Adopt the WSD learning rate schedule with expansion scheduled in the stable LR phase; avoid expansion during or after LR decay.
Determine expansion timing via small-scale fixed-depth and progressive pilot runs, measuring when losses “mix.” Mixing times are data-dependent and can be reused for schedules within the same model family.
Single-stage expansion is empirically sufficient; multi-stage expansions do not outperform in efficiency or accuracy.

Practical and Theoretical Implications

This work rigorously demonstrates that training large, deep networks need not be synonymous with prohibitive computational resource consumption. The finding that full-depth models can emerge from single-layer precursors with minimal loss penalty has implications for resource-constrained settings and large-scale foundation model pretraining pipelines. For organizations retraining language or vision models over ever-growing data, zero/one-layer progressive training provides concrete, scalable methodology for $5\times$ compute efficiency gains without architectural compromises.

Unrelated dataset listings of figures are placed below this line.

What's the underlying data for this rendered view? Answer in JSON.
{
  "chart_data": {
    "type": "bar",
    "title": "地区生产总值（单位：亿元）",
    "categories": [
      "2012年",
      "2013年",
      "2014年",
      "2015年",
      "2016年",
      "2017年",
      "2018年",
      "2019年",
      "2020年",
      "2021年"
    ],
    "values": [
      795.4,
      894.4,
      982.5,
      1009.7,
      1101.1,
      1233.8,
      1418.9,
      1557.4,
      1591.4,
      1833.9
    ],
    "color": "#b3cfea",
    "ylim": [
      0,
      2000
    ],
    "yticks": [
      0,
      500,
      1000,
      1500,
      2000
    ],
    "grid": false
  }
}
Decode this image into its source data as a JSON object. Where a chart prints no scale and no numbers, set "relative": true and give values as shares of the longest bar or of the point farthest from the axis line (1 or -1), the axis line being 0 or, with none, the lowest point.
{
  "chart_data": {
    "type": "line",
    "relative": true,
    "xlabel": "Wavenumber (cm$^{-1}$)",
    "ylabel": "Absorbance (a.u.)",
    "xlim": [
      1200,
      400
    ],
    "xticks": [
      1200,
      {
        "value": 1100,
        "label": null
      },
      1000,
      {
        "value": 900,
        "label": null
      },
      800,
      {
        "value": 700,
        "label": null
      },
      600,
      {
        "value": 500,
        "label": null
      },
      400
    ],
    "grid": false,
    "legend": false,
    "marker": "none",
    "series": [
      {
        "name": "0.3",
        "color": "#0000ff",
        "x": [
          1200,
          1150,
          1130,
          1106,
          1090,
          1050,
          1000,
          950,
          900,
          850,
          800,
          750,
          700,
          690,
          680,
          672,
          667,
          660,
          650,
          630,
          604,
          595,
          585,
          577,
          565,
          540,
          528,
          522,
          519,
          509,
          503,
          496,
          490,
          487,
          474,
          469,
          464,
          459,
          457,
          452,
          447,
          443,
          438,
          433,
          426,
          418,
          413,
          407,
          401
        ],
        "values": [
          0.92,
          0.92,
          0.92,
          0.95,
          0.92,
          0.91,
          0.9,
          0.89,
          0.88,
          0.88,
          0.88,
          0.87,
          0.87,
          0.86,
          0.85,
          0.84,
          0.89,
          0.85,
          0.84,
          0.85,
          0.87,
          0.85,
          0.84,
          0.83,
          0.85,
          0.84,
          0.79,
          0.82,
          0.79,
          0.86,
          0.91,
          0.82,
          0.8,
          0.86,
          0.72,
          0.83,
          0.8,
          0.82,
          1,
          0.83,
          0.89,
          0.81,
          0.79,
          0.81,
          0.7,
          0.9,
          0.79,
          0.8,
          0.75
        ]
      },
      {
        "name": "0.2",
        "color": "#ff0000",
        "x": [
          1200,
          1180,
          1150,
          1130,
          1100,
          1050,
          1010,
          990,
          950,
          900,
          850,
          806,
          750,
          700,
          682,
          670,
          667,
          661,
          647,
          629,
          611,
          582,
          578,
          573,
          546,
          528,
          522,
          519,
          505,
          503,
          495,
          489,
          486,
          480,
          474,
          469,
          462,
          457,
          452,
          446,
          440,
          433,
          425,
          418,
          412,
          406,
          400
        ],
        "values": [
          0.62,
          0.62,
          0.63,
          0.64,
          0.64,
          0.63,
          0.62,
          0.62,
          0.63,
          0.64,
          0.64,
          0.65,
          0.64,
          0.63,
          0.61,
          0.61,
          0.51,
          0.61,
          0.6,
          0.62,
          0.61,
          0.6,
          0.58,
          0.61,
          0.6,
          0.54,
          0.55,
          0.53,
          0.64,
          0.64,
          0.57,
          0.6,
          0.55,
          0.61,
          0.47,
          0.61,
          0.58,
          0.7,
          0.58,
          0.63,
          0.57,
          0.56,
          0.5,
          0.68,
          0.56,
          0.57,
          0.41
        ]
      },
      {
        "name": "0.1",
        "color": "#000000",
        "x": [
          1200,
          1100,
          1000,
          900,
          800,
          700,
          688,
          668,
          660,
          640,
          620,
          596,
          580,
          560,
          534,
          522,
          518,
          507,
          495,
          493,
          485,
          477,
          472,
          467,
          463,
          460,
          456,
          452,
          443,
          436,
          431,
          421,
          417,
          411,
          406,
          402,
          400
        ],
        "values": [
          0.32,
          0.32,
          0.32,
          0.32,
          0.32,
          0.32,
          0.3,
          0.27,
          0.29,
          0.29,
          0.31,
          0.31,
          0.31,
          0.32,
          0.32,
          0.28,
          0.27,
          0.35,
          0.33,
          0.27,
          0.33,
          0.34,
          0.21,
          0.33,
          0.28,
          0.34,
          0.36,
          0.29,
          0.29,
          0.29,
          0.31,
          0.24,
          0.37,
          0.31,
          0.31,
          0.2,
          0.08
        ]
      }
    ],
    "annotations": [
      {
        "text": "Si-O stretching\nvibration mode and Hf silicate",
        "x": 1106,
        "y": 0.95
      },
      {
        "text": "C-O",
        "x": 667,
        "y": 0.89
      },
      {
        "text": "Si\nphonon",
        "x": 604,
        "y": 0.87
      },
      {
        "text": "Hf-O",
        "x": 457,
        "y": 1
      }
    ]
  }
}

Theoretically, the result reinforces the utility of convex and muP-based analysis in predicting deep learning optimization behavior, especially in regimes with architectural changes mid-training. Further, the observation that expansion ordering and intermediate multi-stage growth are essentially unnecessary, once mixing behavior is properly recognized, will inform future model scaling approaches.

Conclusion

Zero/one-layer progressive training, when combined with careful initialization, muP-inspired optimization, and the WSD learning rate schedule, allows for near lossless and highly efficient scaling of deep network depth. Empirical results validate that this method achieves optimal compute/loss tradeoff and is robust across model families and scales. These findings suggest a viable paradigm for scaling both the depth and breadth of deep learning models under realistic compute constraints. Future research may extend these results to simultaneous width/depth expansions and finer control over sparse and modular architectures.